Bergamot and smoke. Fire magic and something indefinably masculine that makes me want to burrow closer even though I don't have the strength to move.
Mihalis.
His name echoes through my mind like a prayer I'm not allowed to say. But it has to be him. Nobody else would smell like safety and danger all at once. Nobody else would carry me with this kind of desperate care, like they're afraid I might shatter if they hold too tight.
I missed him. Gods, I missed him so much it carved a hole in my chest that nothing could fill. Missed the way his eyes would soften when he looked at me, missed the rumble of his voice when he called me little thief, missed the way his hands felt when they touched me with something approaching reverence.
Missed Irida's laugh and the way she'd demand stories, missed the warmth of their house and the way the staff would sneak me extra pastries when they thought nobody was looking.
Missed having a place where I belonged, even if I was too scared to admit it.
But I'm so tired. So fucking tired I can't even lift my eyelids to confirm it's really him. The pain hasn't lessened—if anything, it's gotten worse, like my body is protesting the movement even though I'm not the one doing the moving.
Everything hurts. My head pounds in rhythm with my heartbeat, each pulse sending spikes of agony through my skull. My joints feel like they're full of ground glass, and my chest burns with every shallow breath. Even my hair hurts, somehow, like each strand is connected to exposed nerves.
The world shifts around me, voices murmuring words I can't quite catch. Footsteps on stone, the creak of a door opening, warmth that seeps through whatever thin barrier separates us from the cold outside.
"Please." The voice that speaks is rough, broken in a way that makes something deep in my chest clench with sympathy. "You have to help her."
Mihalis. Definitely Mihalis, though he sounds like he's been screaming for days. Or crying. Or both. There's a desperation in his tone I've never heard before, raw and unguarded in a way that makes me want to comfort him even though I can barely exist.
"Bring her here." A woman's voice, crisp with authority and touched with something that might be compassion. "Quickly now."
More movement, hands arranging me on something soft. A cushion maybe, or a bench. The surface beneath me is warm, warmer than it should be, and I catch the faint scent of incense and candle wax.
Temple. We're in a temple.
My mind struggles to process this information through the haze of pain. Why would he bring me to a temple? Unless?—
The soul bond. The connection that's been killing us both, slowly draining our life forces because we were too stubborn to complete what we started. The magic that's been eating me alive from the inside, demanding a commitment I was too terrified to give.
"Is it too late?" Mihalis again, and the fear in his voice cuts through me like a blade. "Tell me it's not too late."
"She's weak," the woman says, and I recognize her now. Jelle, the Nashai who examined us what feels like a lifetime ago. "Weaker than you, though I'm not sure why. The bond has been feeding on her life force more aggressively."
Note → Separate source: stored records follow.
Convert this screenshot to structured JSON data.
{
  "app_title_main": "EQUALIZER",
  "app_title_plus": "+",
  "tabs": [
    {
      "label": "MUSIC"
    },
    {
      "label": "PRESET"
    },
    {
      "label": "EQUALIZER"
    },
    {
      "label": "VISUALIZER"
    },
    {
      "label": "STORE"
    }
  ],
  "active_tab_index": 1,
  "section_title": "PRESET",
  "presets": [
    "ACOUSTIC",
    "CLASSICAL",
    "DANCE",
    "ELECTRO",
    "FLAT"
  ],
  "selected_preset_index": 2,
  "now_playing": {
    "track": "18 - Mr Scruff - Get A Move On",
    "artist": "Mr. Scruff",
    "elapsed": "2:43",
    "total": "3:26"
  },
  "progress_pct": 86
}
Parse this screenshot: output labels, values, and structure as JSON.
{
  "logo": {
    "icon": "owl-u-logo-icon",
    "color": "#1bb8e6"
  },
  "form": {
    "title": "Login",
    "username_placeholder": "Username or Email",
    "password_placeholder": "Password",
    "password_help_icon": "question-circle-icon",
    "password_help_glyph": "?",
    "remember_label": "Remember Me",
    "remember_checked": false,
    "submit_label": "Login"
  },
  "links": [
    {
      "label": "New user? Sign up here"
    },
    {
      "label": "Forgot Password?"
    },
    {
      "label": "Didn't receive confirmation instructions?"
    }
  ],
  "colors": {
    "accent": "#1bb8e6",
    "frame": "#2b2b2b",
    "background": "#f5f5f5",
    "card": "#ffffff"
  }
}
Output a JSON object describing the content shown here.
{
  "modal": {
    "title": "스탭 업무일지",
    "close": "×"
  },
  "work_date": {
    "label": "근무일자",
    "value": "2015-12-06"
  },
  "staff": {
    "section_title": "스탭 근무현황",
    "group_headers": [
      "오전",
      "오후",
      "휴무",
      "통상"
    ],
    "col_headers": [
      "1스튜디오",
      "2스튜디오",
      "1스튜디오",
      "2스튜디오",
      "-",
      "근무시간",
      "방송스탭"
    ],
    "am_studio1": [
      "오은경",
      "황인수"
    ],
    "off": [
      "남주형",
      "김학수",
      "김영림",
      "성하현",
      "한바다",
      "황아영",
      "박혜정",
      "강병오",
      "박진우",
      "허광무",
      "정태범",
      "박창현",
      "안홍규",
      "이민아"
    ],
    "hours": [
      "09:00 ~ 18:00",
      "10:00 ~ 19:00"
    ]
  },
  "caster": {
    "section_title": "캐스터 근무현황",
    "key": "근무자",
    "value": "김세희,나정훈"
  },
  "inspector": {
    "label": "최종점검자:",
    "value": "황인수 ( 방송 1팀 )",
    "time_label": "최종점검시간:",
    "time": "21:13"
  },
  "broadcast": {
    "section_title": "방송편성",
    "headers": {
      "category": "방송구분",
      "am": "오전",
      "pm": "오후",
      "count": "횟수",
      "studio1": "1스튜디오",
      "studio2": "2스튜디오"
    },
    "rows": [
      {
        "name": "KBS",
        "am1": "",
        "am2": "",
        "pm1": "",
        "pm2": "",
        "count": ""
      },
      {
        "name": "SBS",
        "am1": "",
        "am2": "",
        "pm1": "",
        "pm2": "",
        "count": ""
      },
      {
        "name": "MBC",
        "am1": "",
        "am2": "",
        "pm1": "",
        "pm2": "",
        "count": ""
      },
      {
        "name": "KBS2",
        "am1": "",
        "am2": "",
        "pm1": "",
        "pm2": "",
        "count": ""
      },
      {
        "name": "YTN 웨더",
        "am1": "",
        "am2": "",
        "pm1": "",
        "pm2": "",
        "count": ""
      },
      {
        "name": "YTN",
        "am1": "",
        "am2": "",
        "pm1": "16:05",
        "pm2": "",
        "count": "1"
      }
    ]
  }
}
A pause, then the soft whisper of fabric as someone moves closer. Fingers touch my throat, checking for a pulse that must be barely there.
"We can try," Jelle continues. "But she needs to be able to withstand it.” I’m sure she can see how close I am to death.
"She will. She’s strong." The certainty in Mihalis's voice makes something warm flicker in my chest. Not quite hope, but close. "I just need to save her.”
The way he talks about me… Gods, how could I have been so foolish? How could I have ever thought this man could have been trying to use me?
"Heidi." His voice is closer now, rough with emotion. "I know you can hear me. I know you're in there somewhere, fighting this. You're the strongest person I've ever met—don't give up now."
Strong. He thinks I'm strong, when all I've ever done is run from the things that scare me. Run from him, from the possibility of happiness, from the chance that someone might actually want me for more than what I could steal or how well I could disappear.
"I should have fought harder," he continues, and I can feel him beside me now, his presence a warm weight that makes the pain recede just slightly. "Should have made you understand that this was never just about the magic. That what I feel for you—what we have—is real."
Real. The word echoes through my mind, bouncing off the walls of my consciousness like light in a prism. Is it real? This pull between us, this desperate need that's been growing stronger with every day we spend together?
Or is it just the bond, manipulating our emotions to ensure its own completion?
I don't know. Can't know, not when my thoughts are so scattered and my body is failing. But I remember the way helooked at me when I was playing with Irida. Remember the gentleness in his touch when he held me, the way his eyes would track my movement around his house like he was memorizing every detail.
Remember the way he said he wanted everything. Not just my body, but my laugh and my trust and whatever else I was willing to give.
Maybe that's enough. Maybe it doesn't matter if the bond started this or if our feelings are real or manufactured. Maybe what matters is that I don't want to die without knowing what we could be together.